The availability and cost of reinsurance are subject to prevailing market conditions, both in terms
of price and available capacity. The availability of reinsurance capacity can be impacted by general
economic conditions and conditions in the reinsurance market, such as the occurrence of significant
reinsured events. The availability and cost of reinsurance could affect our business volume and
profitability.
Because of the risks set forth above, we may not be able to collect all amounts due to us from
reinsurers, and reinsurance coverage may not be available to us in the future at commercially
reasonable rates or at all, and/or life insurance companies may fail to make required annuity payments,
and thus our results of operations and financial position could be materially and adversely affected.
We are exposed to credit risk in certain of our business operations. In addition to exposure to
credit risk related to our investment portfolio and reinsurance recoverables (discussed above), we are
exposed to credit risk in several other areas of our business operations, including credit risk relating to
policyholders, independent agents and brokers.
We are exposed to credit risk in our surety insurance operations, where we guarantee to a third
party that our customer will satisfy certain performance obligations (e.g., a construction contract) or
certain financial obligations. If our customer defaults, we may suffer losses and be unable to be
reimbursed by our customer. In addition, it is customary practice in the surety business for multiple
insurers to participate as co-sureties on large surety bonds. Under these arrangements, the co-surety
obligations are typically joint and several, in which case we are also exposed to credit risk with respect
to our co-sureties.
In addition, a portion of our business is written with large deductible insurance policies.

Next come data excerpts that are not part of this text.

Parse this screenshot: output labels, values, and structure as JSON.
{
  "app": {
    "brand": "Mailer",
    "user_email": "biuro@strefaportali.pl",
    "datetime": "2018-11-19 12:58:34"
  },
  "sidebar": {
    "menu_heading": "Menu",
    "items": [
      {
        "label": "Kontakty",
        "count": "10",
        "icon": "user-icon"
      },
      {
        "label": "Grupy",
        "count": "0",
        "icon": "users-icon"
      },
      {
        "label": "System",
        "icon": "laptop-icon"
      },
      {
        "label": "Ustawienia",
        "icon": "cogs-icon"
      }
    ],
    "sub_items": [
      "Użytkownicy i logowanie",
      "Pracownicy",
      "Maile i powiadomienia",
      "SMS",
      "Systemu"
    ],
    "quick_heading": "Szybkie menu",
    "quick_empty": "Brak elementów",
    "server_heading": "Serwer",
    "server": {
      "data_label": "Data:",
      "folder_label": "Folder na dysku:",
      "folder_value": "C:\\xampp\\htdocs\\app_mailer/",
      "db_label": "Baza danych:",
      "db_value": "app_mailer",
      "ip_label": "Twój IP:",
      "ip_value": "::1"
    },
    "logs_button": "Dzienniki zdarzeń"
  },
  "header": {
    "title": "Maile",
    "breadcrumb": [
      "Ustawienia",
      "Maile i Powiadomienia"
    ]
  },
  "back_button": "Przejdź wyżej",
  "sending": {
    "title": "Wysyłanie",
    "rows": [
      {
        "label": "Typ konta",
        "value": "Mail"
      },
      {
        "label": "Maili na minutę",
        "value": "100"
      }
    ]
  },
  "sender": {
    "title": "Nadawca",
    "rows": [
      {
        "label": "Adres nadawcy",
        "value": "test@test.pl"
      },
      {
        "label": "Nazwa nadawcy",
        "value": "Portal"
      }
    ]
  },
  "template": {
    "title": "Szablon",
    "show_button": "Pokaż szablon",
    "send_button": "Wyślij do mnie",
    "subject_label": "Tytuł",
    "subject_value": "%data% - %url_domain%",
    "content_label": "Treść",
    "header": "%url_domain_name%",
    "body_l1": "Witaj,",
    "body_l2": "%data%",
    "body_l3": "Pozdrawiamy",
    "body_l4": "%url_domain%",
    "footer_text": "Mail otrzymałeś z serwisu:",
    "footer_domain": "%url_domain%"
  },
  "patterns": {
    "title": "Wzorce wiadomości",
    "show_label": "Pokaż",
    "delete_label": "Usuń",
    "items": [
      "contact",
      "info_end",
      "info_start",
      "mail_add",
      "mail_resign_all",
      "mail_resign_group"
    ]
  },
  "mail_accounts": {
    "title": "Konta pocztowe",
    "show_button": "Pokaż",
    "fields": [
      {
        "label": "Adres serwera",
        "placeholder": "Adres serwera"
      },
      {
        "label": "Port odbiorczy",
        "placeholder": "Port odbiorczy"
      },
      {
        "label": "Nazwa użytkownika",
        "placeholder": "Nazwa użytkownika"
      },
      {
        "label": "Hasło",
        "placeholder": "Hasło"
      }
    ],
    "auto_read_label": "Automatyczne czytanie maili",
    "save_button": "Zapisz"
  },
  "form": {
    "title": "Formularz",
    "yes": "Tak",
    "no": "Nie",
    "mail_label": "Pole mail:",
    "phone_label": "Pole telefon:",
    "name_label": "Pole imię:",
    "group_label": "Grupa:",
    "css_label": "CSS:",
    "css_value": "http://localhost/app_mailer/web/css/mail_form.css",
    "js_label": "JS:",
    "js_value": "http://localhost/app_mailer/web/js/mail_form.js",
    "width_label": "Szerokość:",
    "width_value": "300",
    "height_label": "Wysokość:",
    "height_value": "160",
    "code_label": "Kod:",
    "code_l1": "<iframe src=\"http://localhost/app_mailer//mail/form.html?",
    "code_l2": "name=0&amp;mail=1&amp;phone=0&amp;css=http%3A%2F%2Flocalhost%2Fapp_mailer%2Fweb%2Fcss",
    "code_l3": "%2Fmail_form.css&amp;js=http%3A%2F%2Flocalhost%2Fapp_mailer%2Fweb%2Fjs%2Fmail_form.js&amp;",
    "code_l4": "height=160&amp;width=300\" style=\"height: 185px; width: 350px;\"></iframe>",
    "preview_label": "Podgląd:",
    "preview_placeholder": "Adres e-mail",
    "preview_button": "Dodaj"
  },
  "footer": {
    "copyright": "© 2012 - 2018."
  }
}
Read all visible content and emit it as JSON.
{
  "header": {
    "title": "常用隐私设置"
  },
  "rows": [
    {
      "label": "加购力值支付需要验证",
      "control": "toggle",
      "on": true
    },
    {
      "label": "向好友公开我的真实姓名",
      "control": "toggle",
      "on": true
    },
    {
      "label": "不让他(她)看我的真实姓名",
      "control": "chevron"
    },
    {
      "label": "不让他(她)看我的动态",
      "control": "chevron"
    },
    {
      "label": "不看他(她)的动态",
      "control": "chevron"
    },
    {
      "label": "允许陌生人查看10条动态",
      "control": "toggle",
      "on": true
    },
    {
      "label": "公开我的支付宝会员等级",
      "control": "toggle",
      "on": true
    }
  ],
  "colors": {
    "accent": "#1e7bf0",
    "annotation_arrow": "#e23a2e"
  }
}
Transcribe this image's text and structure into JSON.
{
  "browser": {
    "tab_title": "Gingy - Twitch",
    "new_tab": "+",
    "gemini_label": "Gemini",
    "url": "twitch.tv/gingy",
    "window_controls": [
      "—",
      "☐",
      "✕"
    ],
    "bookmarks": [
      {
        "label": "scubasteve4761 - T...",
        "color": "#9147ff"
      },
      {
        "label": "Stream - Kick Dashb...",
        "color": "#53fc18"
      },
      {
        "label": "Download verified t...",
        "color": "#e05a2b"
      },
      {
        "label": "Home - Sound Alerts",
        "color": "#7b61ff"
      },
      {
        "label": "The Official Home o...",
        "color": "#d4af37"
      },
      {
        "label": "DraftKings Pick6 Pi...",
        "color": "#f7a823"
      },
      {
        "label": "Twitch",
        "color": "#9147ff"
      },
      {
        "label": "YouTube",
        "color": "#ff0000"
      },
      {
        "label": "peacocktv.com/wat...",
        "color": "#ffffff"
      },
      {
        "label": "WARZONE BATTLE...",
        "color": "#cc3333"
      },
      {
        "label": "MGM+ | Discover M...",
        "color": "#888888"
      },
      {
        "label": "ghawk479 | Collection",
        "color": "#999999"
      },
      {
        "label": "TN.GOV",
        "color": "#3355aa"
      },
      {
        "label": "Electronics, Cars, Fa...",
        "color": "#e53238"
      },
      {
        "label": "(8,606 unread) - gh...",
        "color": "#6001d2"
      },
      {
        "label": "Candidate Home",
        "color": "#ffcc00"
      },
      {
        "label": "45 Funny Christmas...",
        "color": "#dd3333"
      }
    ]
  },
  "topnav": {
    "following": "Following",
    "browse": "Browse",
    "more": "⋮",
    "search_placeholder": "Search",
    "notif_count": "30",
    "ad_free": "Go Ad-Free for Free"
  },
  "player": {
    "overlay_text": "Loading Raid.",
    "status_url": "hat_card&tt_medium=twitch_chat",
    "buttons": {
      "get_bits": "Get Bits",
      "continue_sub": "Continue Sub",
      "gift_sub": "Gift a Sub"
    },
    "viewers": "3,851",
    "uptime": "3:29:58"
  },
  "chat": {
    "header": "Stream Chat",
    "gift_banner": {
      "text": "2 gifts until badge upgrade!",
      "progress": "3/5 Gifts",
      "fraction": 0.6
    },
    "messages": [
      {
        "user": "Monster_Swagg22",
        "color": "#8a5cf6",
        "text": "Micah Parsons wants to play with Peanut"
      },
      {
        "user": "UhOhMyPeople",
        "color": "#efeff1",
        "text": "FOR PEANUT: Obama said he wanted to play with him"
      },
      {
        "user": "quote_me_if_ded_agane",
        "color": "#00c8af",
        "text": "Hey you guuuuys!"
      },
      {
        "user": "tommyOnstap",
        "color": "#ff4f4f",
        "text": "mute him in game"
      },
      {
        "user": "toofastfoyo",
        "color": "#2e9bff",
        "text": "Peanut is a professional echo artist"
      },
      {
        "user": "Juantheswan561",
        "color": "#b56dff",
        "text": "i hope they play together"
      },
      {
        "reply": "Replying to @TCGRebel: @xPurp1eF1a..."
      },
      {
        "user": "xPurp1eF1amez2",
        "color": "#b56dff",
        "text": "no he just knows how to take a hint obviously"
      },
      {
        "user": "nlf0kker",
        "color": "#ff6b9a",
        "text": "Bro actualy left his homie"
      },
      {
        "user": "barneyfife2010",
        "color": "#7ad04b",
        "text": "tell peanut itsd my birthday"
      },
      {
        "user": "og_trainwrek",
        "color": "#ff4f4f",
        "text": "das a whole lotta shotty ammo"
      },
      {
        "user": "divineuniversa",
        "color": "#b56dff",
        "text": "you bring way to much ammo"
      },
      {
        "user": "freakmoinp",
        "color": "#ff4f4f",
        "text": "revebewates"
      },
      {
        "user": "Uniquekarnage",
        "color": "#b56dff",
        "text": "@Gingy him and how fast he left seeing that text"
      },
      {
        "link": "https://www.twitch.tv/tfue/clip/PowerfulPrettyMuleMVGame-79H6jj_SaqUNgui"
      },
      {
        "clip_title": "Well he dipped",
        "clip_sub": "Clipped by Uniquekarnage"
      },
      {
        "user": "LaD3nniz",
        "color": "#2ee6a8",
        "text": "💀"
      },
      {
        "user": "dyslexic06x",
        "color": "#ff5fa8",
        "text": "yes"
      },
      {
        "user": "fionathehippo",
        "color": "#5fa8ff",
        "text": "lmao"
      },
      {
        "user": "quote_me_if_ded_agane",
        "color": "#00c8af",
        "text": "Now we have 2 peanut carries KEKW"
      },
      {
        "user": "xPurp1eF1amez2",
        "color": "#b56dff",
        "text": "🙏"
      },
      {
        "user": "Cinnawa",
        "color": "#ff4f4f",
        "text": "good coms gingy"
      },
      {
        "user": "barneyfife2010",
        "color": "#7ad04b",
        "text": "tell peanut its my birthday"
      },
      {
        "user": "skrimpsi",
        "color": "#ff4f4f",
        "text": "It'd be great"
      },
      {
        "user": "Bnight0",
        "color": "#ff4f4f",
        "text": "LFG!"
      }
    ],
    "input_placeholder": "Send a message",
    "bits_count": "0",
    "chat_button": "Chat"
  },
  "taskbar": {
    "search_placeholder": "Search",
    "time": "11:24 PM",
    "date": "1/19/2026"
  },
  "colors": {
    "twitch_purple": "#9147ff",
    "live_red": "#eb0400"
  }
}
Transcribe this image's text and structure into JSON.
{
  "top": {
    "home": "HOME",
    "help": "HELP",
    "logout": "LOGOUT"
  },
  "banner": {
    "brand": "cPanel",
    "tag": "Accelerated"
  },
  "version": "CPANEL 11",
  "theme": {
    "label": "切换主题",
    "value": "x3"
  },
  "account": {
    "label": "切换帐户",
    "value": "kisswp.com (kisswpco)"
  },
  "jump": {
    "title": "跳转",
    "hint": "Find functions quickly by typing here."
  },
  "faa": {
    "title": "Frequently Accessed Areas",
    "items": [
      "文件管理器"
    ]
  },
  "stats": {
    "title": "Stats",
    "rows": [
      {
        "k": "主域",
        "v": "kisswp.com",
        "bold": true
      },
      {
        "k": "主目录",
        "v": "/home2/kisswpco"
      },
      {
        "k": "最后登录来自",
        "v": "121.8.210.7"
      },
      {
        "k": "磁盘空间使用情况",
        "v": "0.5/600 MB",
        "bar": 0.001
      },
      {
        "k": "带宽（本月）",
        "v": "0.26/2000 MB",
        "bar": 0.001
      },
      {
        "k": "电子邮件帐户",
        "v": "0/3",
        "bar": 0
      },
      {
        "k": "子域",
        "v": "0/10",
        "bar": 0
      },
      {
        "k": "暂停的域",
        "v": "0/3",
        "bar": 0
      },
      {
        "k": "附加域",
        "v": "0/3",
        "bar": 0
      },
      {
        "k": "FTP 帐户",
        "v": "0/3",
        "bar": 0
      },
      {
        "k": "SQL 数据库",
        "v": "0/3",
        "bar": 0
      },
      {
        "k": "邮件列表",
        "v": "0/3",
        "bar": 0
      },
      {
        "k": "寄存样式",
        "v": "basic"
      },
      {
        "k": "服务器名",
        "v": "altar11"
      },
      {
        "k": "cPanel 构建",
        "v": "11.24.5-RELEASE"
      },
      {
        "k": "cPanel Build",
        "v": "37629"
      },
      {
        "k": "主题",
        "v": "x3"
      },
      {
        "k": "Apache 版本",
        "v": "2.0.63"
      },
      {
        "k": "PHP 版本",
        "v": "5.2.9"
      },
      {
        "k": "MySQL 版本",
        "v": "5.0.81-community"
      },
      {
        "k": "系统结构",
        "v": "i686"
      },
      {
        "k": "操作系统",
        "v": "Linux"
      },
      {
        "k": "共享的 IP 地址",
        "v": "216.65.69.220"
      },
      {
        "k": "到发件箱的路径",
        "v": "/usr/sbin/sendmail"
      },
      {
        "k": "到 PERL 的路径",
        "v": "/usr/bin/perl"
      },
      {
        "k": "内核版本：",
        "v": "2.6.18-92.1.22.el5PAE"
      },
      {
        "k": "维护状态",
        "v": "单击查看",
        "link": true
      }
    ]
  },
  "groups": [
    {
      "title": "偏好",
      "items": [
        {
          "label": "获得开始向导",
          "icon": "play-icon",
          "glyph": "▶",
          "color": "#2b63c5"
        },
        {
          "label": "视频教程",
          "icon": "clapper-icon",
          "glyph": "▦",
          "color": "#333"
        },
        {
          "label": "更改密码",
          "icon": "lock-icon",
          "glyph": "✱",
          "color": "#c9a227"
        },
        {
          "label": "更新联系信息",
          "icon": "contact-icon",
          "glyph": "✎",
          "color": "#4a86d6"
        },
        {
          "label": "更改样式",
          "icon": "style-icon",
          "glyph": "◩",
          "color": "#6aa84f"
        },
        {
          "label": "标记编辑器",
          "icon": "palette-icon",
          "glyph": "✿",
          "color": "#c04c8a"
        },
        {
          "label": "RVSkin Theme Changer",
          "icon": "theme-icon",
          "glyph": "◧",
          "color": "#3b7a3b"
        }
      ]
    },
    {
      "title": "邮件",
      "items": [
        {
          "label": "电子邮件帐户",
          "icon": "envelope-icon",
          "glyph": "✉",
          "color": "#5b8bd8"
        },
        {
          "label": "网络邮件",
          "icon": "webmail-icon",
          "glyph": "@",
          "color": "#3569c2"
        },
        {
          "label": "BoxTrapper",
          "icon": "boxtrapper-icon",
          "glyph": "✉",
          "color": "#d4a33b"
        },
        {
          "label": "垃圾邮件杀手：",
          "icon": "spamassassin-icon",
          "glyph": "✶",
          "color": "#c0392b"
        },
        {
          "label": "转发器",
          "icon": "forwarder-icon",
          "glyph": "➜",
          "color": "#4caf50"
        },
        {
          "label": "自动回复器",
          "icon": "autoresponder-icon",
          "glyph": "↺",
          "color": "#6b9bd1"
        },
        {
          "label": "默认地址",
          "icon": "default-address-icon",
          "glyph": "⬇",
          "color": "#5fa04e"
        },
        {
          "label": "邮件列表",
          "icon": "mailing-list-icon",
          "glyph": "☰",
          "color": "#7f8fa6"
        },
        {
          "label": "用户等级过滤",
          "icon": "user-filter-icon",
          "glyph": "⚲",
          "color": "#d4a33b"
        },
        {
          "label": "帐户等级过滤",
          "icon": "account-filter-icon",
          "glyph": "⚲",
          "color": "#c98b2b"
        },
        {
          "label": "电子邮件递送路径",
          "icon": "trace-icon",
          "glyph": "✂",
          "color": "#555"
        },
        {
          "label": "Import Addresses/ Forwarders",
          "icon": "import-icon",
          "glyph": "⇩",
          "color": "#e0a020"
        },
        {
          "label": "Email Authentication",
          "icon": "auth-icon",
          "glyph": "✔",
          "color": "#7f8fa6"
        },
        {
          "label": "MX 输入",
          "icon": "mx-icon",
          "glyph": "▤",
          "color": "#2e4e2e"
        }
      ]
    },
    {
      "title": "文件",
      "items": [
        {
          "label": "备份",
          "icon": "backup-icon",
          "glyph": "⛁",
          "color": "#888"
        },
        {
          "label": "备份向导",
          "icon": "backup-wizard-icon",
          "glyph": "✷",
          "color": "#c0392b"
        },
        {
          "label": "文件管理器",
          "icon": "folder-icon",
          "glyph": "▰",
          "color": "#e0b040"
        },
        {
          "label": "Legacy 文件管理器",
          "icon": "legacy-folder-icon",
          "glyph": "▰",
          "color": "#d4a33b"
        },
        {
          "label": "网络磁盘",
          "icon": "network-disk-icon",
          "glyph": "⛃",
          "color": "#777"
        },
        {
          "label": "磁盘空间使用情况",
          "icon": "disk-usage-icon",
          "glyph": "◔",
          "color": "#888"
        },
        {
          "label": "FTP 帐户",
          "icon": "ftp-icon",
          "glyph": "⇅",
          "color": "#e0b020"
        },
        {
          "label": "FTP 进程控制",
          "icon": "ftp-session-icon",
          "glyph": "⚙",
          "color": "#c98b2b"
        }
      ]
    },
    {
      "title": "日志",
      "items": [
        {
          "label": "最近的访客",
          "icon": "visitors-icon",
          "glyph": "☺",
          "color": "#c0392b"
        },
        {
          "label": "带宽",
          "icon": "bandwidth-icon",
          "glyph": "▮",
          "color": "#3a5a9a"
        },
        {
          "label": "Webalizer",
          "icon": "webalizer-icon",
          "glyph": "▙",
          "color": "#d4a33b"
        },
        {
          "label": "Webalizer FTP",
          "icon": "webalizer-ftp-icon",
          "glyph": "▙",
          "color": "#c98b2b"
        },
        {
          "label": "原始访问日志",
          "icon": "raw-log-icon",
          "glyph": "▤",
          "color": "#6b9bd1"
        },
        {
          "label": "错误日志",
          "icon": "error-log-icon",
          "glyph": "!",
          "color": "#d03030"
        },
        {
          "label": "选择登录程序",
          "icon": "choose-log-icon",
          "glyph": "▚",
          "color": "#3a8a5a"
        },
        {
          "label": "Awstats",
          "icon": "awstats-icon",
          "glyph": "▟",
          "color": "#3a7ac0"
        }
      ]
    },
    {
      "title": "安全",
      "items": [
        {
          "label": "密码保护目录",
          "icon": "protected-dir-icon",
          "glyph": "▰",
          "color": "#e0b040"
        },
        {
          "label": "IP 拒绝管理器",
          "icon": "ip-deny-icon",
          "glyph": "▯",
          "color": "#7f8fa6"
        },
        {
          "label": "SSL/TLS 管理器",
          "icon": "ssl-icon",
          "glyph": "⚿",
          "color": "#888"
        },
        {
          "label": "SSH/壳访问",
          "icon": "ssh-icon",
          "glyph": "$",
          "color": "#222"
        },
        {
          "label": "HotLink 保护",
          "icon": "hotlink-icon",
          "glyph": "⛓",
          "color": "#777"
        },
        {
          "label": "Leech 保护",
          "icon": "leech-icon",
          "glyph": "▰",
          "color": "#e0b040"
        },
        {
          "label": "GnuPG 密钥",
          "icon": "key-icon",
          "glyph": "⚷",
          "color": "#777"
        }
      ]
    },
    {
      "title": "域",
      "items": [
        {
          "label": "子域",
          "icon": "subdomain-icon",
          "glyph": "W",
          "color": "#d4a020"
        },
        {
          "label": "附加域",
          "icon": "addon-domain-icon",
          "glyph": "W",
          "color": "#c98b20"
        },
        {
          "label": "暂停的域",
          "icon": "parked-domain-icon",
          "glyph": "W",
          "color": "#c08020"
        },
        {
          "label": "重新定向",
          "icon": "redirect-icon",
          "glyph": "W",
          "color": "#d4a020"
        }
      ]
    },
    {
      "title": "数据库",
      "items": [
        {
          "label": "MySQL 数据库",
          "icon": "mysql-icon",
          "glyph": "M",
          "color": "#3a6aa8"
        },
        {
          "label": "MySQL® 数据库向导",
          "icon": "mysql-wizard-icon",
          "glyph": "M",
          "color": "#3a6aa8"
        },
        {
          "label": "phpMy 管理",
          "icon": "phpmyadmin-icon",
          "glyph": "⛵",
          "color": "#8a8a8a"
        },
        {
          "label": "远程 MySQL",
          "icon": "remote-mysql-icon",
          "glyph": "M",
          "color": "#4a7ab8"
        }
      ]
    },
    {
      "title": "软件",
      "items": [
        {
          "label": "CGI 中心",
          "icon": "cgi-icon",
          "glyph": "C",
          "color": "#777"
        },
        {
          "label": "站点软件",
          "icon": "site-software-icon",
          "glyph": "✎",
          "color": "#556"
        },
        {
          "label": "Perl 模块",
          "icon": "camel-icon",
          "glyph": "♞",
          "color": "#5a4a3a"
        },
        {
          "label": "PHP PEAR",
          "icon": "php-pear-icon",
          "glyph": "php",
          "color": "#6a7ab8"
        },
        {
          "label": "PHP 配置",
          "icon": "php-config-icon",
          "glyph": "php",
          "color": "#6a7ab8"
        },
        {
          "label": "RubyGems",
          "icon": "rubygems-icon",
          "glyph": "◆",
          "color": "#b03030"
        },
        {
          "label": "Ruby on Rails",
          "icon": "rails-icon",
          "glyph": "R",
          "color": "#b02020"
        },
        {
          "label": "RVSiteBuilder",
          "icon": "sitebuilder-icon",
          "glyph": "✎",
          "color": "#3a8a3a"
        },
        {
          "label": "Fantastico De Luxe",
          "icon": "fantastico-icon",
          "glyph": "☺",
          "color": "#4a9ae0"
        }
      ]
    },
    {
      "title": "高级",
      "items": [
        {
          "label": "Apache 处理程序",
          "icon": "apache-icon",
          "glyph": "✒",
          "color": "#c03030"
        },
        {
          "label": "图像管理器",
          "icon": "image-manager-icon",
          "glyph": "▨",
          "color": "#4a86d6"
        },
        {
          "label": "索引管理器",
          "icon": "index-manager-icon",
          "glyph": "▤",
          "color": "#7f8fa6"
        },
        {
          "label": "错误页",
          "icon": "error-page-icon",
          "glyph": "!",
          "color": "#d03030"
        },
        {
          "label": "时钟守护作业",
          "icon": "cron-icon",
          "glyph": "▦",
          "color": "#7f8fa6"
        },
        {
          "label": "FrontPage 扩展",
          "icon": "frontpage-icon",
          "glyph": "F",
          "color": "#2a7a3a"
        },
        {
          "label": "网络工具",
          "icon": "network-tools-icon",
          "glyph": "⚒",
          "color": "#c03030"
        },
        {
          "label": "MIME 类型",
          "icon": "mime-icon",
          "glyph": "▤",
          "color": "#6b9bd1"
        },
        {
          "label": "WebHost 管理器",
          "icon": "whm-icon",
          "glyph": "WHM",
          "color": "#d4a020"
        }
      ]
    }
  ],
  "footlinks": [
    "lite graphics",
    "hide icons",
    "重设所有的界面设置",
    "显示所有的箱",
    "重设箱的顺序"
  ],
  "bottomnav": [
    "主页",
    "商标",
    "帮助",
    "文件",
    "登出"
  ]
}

Under
workers’ compensation insurance contracts with deductible features, we are obligated to pay the
claimant the full amount of the claim. We are subsequently reimbursed by the contractholder for the
deductible amount and, as a result, we are exposed to credit risk to the policyholder. Moreover, certain
policyholders purchase retrospectively rated workers’ compensation policies (i.e., policies in which
premiums are adjusted after the policy period based on the actual loss experience of the policyholder
during the policy period). Retrospectively rated policies expose us to additional credit risk to the extent
that the adjusted premium is greater than the original premium.
Our efforts to mitigate the credit risk that we have to our insureds may not be successful. To
mitigate such credit risk, we require certain insureds to post collateral, which often is in the form of
pledged securities, such as money market funds, or letters of credit provided by banks. In cases where
we receive pledged securities and the insureds are unable to honor their obligations, we may be
exposed to credit risk on the securities pledged and/or the risk that our access to that collateral may be
stayed during an insured’s bankruptcy. In cases where we receive letters of credit from banks and the
insureds are unable to honor their obligations, we are exposed to the credit risk of the banks that
issued the letters of credit.
In accordance with industry practice, when policyholders purchase insurance policies from us
through independent agents and brokers, the premiums relating to those policies are often paid to the
agents and brokers for payment to us. In most jurisdictions, the premiums will be deemed to have been
paid to us whether or not they are actually received by us. Consequently, we assume a degree of credit
risk associated with amounts due from independent agents and brokers.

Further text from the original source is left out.